John nodded. “Mom would like that.”
Ruth smiled.
“Uncle Christopher!” Ellie cheered. “Uncle Christopher can run the system!”
“He might be too busy trying to keep the Anglicans and the Mormons from jumping out of the United Congregations,” Ruth said. “Being a cardinal is already a lot of work.”
“Just before we left New York,” John said, “they accidentally printed a missal with the Angel Moroni on the cover. Again. It nearly caused a shooting war in West Africa.”
“Nobody shot anybody,” Ruth demurred.
“Thanks to Uncle Christopher,” John said. “So we should leave him right where he is.”
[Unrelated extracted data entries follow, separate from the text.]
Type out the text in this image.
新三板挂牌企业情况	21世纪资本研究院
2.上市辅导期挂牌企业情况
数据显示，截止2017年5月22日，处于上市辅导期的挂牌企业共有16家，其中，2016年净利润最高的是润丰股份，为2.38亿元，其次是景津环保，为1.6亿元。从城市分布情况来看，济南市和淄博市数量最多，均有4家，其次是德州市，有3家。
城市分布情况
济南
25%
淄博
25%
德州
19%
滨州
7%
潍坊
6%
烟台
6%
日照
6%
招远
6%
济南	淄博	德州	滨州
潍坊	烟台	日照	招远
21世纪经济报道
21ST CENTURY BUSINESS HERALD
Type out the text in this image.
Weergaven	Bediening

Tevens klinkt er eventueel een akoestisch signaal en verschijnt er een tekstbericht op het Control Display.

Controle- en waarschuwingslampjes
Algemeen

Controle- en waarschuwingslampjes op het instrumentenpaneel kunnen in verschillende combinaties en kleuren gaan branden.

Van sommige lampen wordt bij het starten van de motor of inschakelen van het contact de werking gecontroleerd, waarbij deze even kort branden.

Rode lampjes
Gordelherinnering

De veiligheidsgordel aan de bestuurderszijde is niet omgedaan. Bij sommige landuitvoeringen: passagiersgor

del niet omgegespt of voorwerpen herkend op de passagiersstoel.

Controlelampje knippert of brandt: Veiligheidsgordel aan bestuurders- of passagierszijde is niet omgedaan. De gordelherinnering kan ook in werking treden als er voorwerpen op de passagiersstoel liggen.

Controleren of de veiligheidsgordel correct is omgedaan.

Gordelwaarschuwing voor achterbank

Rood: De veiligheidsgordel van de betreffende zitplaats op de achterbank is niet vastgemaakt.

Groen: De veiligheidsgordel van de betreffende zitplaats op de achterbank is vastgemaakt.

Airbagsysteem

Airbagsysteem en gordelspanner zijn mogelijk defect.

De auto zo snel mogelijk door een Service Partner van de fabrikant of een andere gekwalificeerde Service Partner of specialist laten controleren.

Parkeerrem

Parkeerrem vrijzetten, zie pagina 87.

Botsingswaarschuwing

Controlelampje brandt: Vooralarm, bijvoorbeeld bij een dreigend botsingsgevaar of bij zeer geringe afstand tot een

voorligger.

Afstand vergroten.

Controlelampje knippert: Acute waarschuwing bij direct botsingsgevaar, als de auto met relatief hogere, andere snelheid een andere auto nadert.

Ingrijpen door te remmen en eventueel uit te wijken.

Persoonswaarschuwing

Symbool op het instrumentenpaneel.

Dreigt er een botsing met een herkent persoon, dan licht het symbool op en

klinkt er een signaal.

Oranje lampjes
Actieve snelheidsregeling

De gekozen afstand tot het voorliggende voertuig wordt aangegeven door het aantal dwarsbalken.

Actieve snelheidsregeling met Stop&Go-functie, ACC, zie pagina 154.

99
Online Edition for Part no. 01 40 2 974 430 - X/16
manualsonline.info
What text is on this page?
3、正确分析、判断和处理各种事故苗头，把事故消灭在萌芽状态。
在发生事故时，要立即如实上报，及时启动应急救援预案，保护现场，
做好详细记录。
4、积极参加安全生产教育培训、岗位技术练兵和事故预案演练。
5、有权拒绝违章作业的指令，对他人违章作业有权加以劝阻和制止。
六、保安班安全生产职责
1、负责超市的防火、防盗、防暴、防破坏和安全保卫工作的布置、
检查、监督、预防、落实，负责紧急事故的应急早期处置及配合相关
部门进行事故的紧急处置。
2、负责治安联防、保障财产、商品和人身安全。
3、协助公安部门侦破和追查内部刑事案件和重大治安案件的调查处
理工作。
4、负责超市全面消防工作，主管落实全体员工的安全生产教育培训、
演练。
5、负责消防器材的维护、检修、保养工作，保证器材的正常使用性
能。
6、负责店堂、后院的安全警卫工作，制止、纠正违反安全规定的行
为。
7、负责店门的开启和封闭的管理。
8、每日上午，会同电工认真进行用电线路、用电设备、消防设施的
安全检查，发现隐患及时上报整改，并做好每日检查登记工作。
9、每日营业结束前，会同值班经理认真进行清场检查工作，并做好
“I know one more thing about Sarovar and the Sarovar Company.” Sunitha’s voice had a sly tone, as if she were prepared to spring a punchline.
Ani rolled over onto her side and John scratched the dog’s belly. “What’s that?”
“That the Company is about to get one new trader!” Sunitha beamed.
John’s heart melted. “Accountant, at least,” he said. “We’ll see about trader.”
Ruth’s brows furrowed.
“Certainly, trader,” he said. “If not immediately, then very soon.”
“That’s how Company employees make their fortune,” Sunitha informed them all, as Ruth needled John with her eyes. “They can trade for their own account, buying Sarovari Weave and other exports and selling them back home.”
John nodded, his throat dry. “Of course, they have to pay their share of the Wormhole Transit Fee. And unless they want to take the risk of loss on the shipment, they may want to sell to a broker here on Sarovar. Only then they make less money.”
“But the risk isn’t high,” Ruth said, “is it?”
“It’s not zero,” John said. “But that’s what an entrepreneur is—it’s someone who puts his own money in and his own hard work and is willing to take the risk.”
“We’re willing to take risks.” Ruth smiled at John, but there was steel in her smile. She didn’t look at her daughters, who were forty light-years from home and riding a train into a new life with unknown perils. “And we’ll do our best to manage the risks.”
John reached across the gap between the train seats and took her hand. “Of course.”
“We might end up rich,” Sunitha said.
John laughed. “Let’s start by trying to end up debt-free.”
The maglev began its deceleration, approaching Henry Hudson Post.